Marszand i kolekcjoner sztuki Marek Keller podarował list George Sand Muzeum Fryderyka Chopina w Warszawie. Uroczystość przekazania autografu odbyła się w poniedziałek. List będzie można obejrzeć na ekspozycji Muzeum w ciągu najbliższego tygodnia - do 16 czerwca.
"Ofiarowany list pochodzi z niezwykłe ciekawego okresu w życiu Fryderyka Chopina – z czasu słynnej podróży na Majorkę, która rozpoczęła się w euforii i fascynacji kulturą śródziemnomorską, w gorącej atmosferze romansu pomiędzy George Sand i Chopinem, a kończyła się się niemal tragicznie, na pograniczu życia i śmierci ciężko chorego na płuca kompozytora" - mówił podczas poniedziałkowego spotkania badacz biografii i epistolografii Chopina prof. Zbigniew Skowron.

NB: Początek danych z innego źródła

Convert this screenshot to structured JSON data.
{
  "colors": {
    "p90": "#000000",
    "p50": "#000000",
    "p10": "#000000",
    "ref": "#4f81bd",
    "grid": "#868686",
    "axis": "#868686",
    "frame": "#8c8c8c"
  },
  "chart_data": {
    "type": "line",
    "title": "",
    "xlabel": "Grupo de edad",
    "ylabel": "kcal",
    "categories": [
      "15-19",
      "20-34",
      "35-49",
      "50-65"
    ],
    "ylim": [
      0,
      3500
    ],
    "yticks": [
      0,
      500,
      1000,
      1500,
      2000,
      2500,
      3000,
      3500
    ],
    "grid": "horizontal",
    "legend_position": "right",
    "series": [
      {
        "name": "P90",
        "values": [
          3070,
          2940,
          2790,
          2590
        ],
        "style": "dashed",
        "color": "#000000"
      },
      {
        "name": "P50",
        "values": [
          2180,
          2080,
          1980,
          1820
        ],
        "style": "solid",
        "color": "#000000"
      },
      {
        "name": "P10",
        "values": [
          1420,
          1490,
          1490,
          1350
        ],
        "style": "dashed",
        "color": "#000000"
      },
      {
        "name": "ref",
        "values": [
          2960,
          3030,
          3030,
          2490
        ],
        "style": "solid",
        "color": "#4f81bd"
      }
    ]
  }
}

George Sand w ośmiostronicowym liście do przyjaciela adwokata Francoisa Rollianta z 26 lutego 1839 r. szczegółowo opisuje pobyt na hiszpańskiej wyspie, chorobę syna, zły stan zdrowia Chopina, złe warunki w jakich mieszkali, szczegóły związane z pogodą, która się okazała jeszcze gorsza od tej, jaka była w Paryżu, kiedy go opuszczali w listopadzie. Pisze o nieprzychylnym, a nawet wrogim nastawieniu miejscowej ludności, która na wiadomość o gruźlicy Chopina - bo taką diagnozę postawili tamtejsi lekarze - zareagowała strachem, niechęcią i ostracyzmem. Sand wspomina także o utworach, nad którymi pracował wówczas Chopin.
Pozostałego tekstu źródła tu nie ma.